In several global legislations, materiality is given preference over the value of fraud.
For instance, in the US, an auditor is expected to report findings to the board depending on the materiality, irrespective of the size or number of instances of fraud.
The UK specifically mandates auditors to report any fraud that could result in material misstatement, fraudulent financial reporting or misappropriation of assets, says Mahajan.
Audit firms want the reporting requirement to be limited to frauds that have been investigated and concluded, not mere allegations.
Following a representation by accounting and audit companies, the Ministry of Corporate Affairs has asked the Institute of Chartered Accountants of India to suggest a threshold for reporting of fraud to the government.
The way forward
Corporate lawyers and experts say the way forward for corporate India is to tighten its vigil mechanism and internal control systems.
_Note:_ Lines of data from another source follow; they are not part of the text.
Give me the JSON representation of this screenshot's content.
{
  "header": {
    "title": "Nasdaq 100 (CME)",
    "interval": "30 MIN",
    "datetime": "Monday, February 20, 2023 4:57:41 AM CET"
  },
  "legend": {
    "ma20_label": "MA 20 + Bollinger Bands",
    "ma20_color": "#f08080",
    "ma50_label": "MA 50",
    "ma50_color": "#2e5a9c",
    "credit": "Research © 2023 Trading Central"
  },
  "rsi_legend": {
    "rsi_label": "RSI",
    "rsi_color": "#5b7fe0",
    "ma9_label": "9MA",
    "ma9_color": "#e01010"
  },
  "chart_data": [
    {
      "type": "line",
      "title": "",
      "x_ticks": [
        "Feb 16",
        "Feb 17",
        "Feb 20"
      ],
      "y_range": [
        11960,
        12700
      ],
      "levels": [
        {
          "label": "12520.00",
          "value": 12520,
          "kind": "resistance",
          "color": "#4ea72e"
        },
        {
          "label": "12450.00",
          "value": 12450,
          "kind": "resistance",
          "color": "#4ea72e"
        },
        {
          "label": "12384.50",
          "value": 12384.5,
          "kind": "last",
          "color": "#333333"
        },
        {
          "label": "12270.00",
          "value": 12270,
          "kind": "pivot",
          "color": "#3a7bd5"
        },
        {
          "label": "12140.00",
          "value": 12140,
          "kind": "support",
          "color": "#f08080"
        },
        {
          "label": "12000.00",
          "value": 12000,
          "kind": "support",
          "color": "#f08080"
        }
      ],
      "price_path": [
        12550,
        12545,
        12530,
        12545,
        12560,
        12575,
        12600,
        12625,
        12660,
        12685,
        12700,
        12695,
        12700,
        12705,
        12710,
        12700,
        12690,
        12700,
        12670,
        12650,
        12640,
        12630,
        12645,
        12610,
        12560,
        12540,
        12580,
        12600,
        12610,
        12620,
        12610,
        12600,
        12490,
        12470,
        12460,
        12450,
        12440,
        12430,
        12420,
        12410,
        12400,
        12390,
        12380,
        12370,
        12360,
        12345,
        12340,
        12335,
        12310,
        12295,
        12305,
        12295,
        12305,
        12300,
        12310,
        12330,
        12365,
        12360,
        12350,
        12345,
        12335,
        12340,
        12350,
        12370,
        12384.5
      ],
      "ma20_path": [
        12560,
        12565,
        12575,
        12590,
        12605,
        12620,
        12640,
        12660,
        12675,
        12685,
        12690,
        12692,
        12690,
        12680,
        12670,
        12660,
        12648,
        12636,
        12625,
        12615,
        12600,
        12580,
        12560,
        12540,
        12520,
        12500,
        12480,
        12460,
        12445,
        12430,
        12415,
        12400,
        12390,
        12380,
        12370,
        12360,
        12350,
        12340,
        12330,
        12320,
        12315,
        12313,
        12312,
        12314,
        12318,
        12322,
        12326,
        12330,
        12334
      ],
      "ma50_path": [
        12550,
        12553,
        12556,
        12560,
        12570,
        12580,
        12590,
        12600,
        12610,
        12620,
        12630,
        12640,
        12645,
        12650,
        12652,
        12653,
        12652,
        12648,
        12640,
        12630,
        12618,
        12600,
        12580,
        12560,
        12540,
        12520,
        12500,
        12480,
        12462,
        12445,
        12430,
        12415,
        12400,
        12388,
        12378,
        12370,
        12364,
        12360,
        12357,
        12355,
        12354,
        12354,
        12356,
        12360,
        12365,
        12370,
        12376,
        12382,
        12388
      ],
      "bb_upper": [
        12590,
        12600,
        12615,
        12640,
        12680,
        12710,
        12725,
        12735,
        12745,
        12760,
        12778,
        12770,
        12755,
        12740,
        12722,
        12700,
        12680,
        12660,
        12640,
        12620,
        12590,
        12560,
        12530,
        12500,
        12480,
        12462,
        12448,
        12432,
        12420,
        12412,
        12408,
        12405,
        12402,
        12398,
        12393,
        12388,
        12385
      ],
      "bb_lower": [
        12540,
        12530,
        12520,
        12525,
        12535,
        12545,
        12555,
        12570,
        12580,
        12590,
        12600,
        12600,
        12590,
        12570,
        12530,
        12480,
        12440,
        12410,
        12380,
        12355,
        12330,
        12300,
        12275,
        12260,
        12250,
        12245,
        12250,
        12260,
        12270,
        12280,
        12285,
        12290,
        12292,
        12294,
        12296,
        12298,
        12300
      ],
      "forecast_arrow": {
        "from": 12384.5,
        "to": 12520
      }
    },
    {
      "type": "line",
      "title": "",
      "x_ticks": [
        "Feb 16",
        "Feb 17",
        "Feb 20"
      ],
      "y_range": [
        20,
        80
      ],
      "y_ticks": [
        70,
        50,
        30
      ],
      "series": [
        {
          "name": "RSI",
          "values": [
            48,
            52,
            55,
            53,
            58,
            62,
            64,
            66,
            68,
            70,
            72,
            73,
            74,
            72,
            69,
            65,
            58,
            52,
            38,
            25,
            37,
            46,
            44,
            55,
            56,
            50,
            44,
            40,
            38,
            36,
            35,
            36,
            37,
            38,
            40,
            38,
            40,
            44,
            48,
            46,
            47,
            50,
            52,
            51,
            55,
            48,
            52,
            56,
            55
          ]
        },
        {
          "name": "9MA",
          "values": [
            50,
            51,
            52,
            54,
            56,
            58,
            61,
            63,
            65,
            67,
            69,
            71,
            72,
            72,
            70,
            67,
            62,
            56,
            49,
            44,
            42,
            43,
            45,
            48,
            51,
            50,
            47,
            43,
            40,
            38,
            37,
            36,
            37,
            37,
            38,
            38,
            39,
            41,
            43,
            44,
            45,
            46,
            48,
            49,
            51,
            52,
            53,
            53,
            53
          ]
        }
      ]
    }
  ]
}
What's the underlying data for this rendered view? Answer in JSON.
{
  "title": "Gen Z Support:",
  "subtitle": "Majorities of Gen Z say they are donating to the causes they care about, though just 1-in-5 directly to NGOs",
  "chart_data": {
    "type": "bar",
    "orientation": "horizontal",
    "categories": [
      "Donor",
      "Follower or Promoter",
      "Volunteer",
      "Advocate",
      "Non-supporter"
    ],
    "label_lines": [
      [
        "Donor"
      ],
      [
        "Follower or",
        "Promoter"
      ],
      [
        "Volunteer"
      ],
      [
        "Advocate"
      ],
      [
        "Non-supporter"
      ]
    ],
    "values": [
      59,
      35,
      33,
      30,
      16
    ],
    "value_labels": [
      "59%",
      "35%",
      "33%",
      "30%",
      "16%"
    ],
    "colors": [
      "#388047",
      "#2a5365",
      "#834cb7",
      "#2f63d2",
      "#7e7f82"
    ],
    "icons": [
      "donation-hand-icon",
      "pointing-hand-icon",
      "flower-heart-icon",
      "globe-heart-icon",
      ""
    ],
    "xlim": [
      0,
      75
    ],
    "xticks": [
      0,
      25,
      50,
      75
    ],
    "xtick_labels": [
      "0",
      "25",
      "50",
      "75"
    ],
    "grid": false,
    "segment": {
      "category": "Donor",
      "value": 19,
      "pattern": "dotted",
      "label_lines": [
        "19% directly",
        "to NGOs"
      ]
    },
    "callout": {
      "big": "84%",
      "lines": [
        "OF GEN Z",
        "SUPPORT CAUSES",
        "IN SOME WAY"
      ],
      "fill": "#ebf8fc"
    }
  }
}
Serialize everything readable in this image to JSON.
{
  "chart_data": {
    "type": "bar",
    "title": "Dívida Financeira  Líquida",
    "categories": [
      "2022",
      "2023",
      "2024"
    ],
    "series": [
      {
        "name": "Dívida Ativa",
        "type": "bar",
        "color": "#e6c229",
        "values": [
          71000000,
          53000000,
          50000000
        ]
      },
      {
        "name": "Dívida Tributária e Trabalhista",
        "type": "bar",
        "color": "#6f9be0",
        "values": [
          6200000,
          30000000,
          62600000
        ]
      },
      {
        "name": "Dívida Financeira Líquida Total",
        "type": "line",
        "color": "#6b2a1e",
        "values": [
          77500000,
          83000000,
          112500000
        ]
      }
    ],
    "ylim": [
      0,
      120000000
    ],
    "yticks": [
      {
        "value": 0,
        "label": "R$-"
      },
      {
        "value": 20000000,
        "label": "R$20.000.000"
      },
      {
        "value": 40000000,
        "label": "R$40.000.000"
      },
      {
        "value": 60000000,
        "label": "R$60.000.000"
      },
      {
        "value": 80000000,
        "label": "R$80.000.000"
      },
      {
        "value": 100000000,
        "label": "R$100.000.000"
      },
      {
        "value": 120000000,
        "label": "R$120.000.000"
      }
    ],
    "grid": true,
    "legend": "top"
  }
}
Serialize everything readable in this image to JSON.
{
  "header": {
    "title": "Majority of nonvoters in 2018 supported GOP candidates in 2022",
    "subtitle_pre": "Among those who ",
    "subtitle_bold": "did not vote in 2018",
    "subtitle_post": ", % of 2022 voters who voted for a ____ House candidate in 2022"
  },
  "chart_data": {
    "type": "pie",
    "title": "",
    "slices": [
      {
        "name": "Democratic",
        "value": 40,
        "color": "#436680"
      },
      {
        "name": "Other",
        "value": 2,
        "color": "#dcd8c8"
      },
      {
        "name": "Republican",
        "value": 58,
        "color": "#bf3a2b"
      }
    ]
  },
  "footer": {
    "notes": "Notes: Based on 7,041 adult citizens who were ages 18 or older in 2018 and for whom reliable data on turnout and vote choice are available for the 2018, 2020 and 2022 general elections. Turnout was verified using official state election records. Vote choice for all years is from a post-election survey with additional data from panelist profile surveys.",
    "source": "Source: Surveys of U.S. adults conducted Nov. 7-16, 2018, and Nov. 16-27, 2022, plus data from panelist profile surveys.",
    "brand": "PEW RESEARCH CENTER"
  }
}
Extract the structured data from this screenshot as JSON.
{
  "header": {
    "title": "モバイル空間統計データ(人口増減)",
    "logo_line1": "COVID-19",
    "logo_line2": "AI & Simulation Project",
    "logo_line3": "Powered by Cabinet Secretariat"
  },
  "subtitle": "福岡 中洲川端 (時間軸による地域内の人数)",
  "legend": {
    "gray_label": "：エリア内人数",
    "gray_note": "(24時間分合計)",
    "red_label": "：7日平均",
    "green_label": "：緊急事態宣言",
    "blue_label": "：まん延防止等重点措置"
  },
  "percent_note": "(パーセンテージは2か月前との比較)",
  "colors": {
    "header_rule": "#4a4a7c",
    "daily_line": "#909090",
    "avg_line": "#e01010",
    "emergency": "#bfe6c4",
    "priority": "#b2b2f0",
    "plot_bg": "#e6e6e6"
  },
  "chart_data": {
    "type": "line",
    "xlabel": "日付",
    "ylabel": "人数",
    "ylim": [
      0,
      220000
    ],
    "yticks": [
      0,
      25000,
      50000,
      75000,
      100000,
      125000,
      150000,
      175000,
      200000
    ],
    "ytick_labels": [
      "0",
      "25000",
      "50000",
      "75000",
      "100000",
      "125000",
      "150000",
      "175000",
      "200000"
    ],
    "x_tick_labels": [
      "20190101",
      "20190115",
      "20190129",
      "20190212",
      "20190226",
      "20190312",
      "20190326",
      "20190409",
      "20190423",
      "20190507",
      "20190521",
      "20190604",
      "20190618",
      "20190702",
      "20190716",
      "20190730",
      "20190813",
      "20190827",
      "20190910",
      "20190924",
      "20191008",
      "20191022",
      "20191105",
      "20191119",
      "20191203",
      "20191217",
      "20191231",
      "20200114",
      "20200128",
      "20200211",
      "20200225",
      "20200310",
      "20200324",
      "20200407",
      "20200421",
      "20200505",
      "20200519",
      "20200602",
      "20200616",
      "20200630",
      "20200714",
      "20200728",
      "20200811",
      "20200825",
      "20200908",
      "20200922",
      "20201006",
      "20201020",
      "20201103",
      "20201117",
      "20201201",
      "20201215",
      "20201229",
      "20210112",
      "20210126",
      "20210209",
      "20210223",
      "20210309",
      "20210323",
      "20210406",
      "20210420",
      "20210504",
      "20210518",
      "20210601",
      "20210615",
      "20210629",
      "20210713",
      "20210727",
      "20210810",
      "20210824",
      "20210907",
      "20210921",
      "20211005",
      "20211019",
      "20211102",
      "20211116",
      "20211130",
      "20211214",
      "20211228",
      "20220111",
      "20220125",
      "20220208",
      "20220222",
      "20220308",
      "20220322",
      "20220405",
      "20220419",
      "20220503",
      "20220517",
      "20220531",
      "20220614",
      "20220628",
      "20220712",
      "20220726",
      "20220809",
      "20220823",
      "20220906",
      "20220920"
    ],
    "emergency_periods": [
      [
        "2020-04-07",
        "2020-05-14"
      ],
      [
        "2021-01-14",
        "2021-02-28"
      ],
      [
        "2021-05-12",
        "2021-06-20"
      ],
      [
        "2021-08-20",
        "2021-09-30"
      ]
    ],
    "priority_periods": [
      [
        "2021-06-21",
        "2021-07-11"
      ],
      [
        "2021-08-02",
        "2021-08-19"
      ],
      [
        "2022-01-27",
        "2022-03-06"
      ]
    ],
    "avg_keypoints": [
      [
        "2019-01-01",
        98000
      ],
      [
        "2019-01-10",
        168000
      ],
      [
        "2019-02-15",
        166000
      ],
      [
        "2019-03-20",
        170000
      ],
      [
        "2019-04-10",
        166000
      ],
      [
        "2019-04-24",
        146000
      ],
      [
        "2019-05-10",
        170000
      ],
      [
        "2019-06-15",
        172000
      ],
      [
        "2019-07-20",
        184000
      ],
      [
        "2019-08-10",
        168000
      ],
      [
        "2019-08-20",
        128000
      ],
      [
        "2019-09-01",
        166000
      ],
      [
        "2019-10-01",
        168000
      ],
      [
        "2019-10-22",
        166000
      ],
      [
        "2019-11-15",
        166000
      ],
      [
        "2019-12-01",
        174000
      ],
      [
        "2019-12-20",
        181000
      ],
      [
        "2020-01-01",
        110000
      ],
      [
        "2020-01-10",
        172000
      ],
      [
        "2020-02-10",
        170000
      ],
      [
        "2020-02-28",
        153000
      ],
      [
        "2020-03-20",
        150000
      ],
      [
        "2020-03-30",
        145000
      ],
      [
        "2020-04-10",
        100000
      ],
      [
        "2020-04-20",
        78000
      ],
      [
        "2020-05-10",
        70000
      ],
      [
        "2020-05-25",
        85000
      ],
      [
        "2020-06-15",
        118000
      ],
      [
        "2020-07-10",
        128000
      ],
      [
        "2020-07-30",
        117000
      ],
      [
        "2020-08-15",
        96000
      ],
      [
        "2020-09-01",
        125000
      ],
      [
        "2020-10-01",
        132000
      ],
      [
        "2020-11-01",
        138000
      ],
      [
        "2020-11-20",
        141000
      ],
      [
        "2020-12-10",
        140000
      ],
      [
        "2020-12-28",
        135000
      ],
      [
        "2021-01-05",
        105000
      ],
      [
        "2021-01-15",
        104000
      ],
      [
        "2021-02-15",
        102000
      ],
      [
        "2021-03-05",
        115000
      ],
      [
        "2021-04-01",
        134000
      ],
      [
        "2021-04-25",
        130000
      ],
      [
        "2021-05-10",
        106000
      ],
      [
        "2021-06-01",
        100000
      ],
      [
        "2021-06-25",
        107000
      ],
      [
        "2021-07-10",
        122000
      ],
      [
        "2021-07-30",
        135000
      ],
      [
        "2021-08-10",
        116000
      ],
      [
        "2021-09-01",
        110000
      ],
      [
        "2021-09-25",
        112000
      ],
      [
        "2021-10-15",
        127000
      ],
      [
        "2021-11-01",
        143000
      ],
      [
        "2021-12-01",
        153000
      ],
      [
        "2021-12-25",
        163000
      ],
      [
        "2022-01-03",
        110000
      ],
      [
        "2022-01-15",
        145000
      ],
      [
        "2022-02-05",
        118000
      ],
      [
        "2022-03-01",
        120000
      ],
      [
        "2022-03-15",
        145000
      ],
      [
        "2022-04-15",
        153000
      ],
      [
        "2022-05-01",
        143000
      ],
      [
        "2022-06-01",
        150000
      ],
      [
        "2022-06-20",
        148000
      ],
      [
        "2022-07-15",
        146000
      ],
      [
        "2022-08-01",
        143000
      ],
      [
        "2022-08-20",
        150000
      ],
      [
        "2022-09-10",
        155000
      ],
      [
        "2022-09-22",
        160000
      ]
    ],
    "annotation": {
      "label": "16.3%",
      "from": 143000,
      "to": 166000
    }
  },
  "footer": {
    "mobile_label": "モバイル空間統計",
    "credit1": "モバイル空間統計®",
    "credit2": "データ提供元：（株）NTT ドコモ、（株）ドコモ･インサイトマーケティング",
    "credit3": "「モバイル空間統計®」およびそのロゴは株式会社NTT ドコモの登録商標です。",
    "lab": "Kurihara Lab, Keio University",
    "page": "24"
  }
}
Most companies are expected to adopt a risk-based approach to accounting and auditing.
"Companies should aim to integrate fraud risk management frameworks across all their processes so that it becomes easy to detect and tackle any wrongdoing at an early stage," says Mahajan.
The senior management should demonstrate its commitment to managing fraud risks, while communicating these efforts to employees.
"Companies should also have a strategy in place to deal with a situation when a fraud is detected," says Karnik.